I expect the S&P500 to end the year up 4% to 6% from its close in 2006. I also expect Small Caps to again outperform Large Caps. This is a contrarian view, but I believe it is supported by the law of large numbers. The last time Large Caps out performed, Mega Caps didn’t really exist as a category. Today’s Large Caps are more accurately defined as Mega Caps, and to grow their numbers enough to justify substantially higher valuations our entire economy would have to be much hotter that it is today.

Interest rates and inflation

Interest rate and inflation fears will again dominate the headlines, leading to manic bouts of greed and fear causing choppy and trendless trading much of the year. Inflation will likely subside, led by surprisingly weak energy prices, but upward wage pressures and a strong service economy will keep the employment market tight and the Fed nervous. My view of the big surprise for 2007 is that interest rates will be left unchanged longer than the market anticipates. I don’t believe the Fed will move until end of Q3 or Q4 2007, and which way they move at the time is a coin flip, given the potential for earnings growth that still exists this year.

Economic growth

The stratification between the service and the manufacturing economy in the United States will continue to widen. The service economy will remain strong, while the manufacturing economy led by housing and autos will progress into a deeper and deeper recession. GDP will surprise on the upside, dimming hopes of rate cuts at the year progresses.


Housing will finally stabilize due to persistently low interest rates which still make owning a house a better alternative than renting. Those who called for an all out crash will scratch their heads a lot and wonder why pessimists usually don’t make money in the markets. The bad news is that growth and write-offs of the big builders will continue to offer up plenty of disheartening news through out the year.
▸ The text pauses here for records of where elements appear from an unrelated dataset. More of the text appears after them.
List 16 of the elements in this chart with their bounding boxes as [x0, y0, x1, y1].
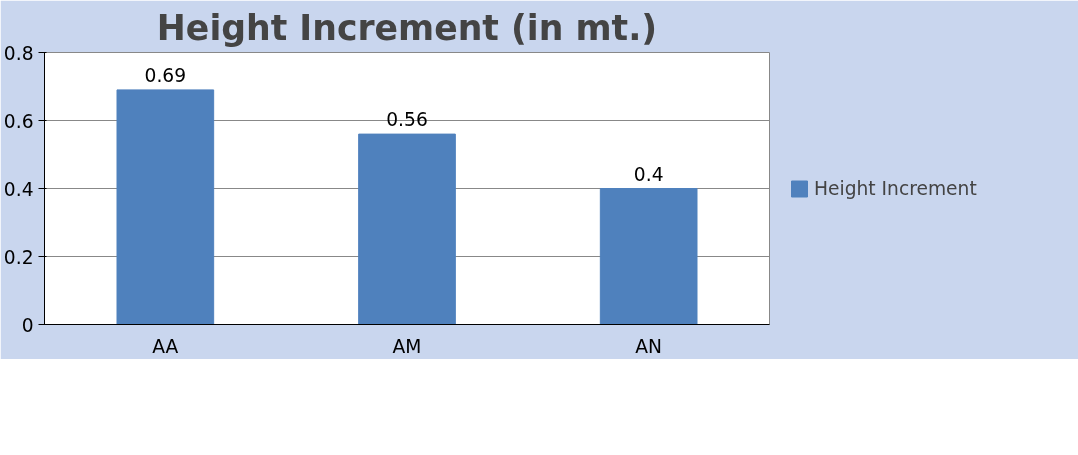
y-tick-label: 0.8 [3, 42, 34, 64]
legend-label: Height Increment [814, 177, 977, 199]
x-tick-label: AM [392, 335, 422, 357]
bar [599, 188, 698, 325]
y-tick-label: 0 [21, 314, 34, 336]
data-label: 0.56 [386, 109, 428, 131]
data-label: 0.4 [633, 163, 664, 185]
y-tick-label: 0.2 [3, 246, 34, 268]
x-tick-label: AA [152, 335, 179, 357]
chart-title: Height Increment (in mt.) [156, 7, 658, 48]
data-label: 0.69 [144, 64, 187, 86]
bar [116, 89, 215, 325]
bar [358, 133, 456, 325]
y-tick-label: 0.4 [3, 178, 34, 200]
y-tick-label: 0.6 [3, 110, 34, 132]
x-tick-label: AN [635, 335, 663, 357]
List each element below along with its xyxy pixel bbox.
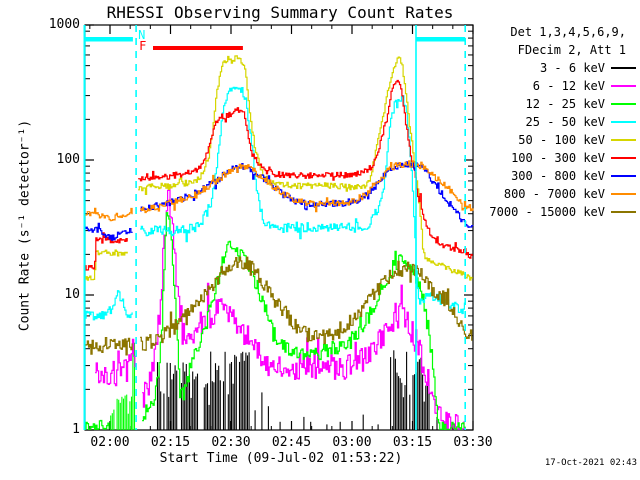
x-tick-label: 03:15 <box>392 435 433 450</box>
legend-swatch <box>611 211 636 213</box>
legend-row: 7000 - 15000 keV <box>470 203 640 221</box>
legend-label: 800 - 7000 keV <box>503 187 605 201</box>
x-tick-label: 02:30 <box>211 435 251 450</box>
x-axis-label: Start Time (09-Jul-02 01:53:22) <box>159 451 403 466</box>
legend-row: 12 - 25 keV <box>470 95 640 113</box>
x-tick-label: 02:45 <box>271 435 312 450</box>
legend-rows: 3 - 6 keV 6 - 12 keV 12 - 25 keV 25 - 50 ke… <box>470 59 640 221</box>
plot-timestamp: 17-Oct-2021 02:43 <box>544 458 637 468</box>
legend-row: 50 - 100 keV <box>470 131 640 149</box>
x-tick-label: 02:15 <box>150 435 191 450</box>
y-tick-label: 1 <box>72 422 80 437</box>
legend-label: 3 - 6 keV <box>539 61 605 75</box>
legend-label: 6 - 12 keV <box>532 79 605 93</box>
legend-swatch <box>611 67 636 69</box>
legend-row: 100 - 300 keV <box>470 149 640 167</box>
legend-swatch <box>611 85 636 87</box>
legend-label: 50 - 100 keV <box>518 133 605 147</box>
legend-decim-line: FDecim 2, Att 1 <box>517 43 626 57</box>
legend-row: 800 - 7000 keV <box>470 185 640 203</box>
legend-swatch <box>611 157 636 159</box>
x-tick-label: 03:00 <box>332 435 372 450</box>
legend-swatch <box>611 139 636 141</box>
y-axis-label: Count Rate (s⁻¹ detector⁻¹) <box>17 119 33 332</box>
night-flag-label: N <box>138 28 146 42</box>
legend-label: 100 - 300 keV <box>511 151 605 165</box>
legend-detector-line: Det 1,3,4,5,6,9, <box>510 25 626 39</box>
legend-row: 300 - 800 keV <box>470 167 640 185</box>
legend-label: 12 - 25 keV <box>525 97 605 111</box>
legend-swatch <box>611 193 636 195</box>
x-tick-label: 03:30 <box>453 435 493 450</box>
y-tick-label: 1000 <box>48 17 80 32</box>
legend-label: 300 - 800 keV <box>511 169 605 183</box>
legend-row: 25 - 50 keV <box>470 113 640 131</box>
legend-swatch <box>611 121 636 123</box>
y-tick-label: 10 <box>64 287 80 302</box>
chart-title: RHESSI Observing Summary Count Rates <box>106 3 454 22</box>
legend-row: 3 - 6 keV <box>470 59 640 77</box>
legend-label: 7000 - 15000 keV <box>489 205 605 219</box>
legend-row: 6 - 12 keV <box>470 77 640 95</box>
x-tick-label: 02:00 <box>90 435 130 450</box>
legend-swatch <box>611 175 636 177</box>
legend-swatch <box>611 103 636 105</box>
flare-flag-label: F <box>139 39 147 53</box>
legend: Det 1,3,4,5,6,9, FDecim 2, Att 1 3 - 6 k… <box>470 23 640 221</box>
legend-label: 25 - 50 keV <box>525 115 605 129</box>
y-tick-label: 100 <box>56 152 80 167</box>
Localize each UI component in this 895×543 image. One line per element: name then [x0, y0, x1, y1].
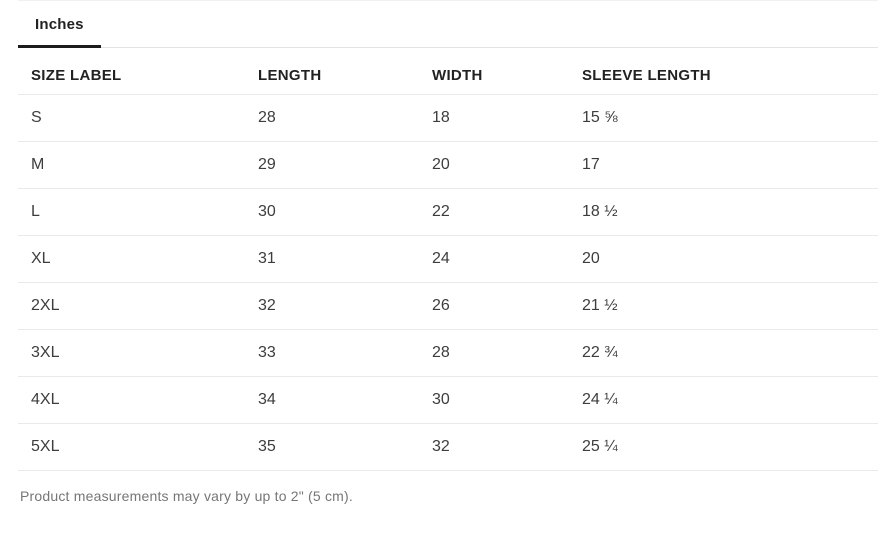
sleeve-length-cell: 18 ½ [569, 188, 878, 236]
table-row: 5XL 35 32 25 ¼ [18, 423, 878, 471]
table-row: L 30 22 18 ½ [18, 188, 878, 236]
size-label-cell: M [18, 141, 245, 189]
size-table-header: SIZE LABEL LENGTH WIDTH SLEEVE LENGTH [18, 48, 878, 95]
size-label-cell: L [18, 188, 245, 236]
length-cell: 28 [245, 94, 419, 142]
length-cell: 32 [245, 282, 419, 330]
sleeve-length-cell: 24 ¼ [569, 376, 878, 424]
size-table-body: S 28 18 15 ⅝ M 29 20 17 L 30 22 18 ½ XL … [18, 94, 878, 471]
size-table: SIZE LABEL LENGTH WIDTH SLEEVE LENGTH S … [18, 48, 878, 471]
sleeve-length-cell: 21 ½ [569, 282, 878, 330]
size-label-cell: 3XL [18, 329, 245, 377]
tab-inches[interactable]: Inches [18, 1, 101, 48]
column-header-size-label: SIZE LABEL [18, 48, 245, 95]
width-cell: 22 [419, 188, 569, 236]
column-header-width: WIDTH [419, 48, 569, 95]
width-cell: 30 [419, 376, 569, 424]
size-label-cell: XL [18, 235, 245, 283]
width-cell: 18 [419, 94, 569, 142]
sleeve-length-cell: 20 [569, 235, 878, 283]
width-cell: 20 [419, 141, 569, 189]
header-row: SIZE LABEL LENGTH WIDTH SLEEVE LENGTH [18, 48, 878, 95]
column-header-length: LENGTH [245, 48, 419, 95]
table-row: XL 31 24 20 [18, 235, 878, 283]
size-label-cell: S [18, 94, 245, 142]
table-row: M 29 20 17 [18, 141, 878, 189]
table-row: 3XL 33 28 22 ¾ [18, 329, 878, 377]
width-cell: 24 [419, 235, 569, 283]
length-cell: 29 [245, 141, 419, 189]
length-cell: 31 [245, 235, 419, 283]
sleeve-length-cell: 15 ⅝ [569, 94, 878, 142]
length-cell: 35 [245, 423, 419, 471]
table-row: 2XL 32 26 21 ½ [18, 282, 878, 330]
size-label-cell: 4XL [18, 376, 245, 424]
sleeve-length-cell: 17 [569, 141, 878, 189]
width-cell: 26 [419, 282, 569, 330]
length-cell: 30 [245, 188, 419, 236]
table-row: S 28 18 15 ⅝ [18, 94, 878, 142]
length-cell: 34 [245, 376, 419, 424]
tab-bar: Inches [18, 0, 878, 48]
measurement-disclaimer: Product measurements may vary by up to 2… [20, 487, 353, 504]
width-cell: 32 [419, 423, 569, 471]
width-cell: 28 [419, 329, 569, 377]
size-label-cell: 5XL [18, 423, 245, 471]
table-row: 4XL 34 30 24 ¼ [18, 376, 878, 424]
sleeve-length-cell: 25 ¼ [569, 423, 878, 471]
sleeve-length-cell: 22 ¾ [569, 329, 878, 377]
tab-inches-label: Inches [35, 15, 84, 33]
size-label-cell: 2XL [18, 282, 245, 330]
length-cell: 33 [245, 329, 419, 377]
column-header-sleeve-length: SLEEVE LENGTH [569, 48, 878, 95]
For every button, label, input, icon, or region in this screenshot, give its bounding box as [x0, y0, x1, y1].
The dollar will continue to weaken against the Euro, but at a pace that will not cause catastrophic consequences to anyone in the economy, other than those planning a holiday to Europe.


Here’s the wildcard. Just as in 2001, when all the analysts predicted up, the big risk to a down year lies in the risk of global turmoil, especially in the form of terrorism. The government in the United States has done an exceptional job of warding off would be terrorists, but with growing unrest in Iraq, Iran and Africa the probability of the unpopular policies of our government bringing adverse actions to our soil seems to be increasing.

There you have it, 2007 in a nutshell. Thank you to all my readers who made 2006 a great year. I look forward to keeping you entertained in 2007.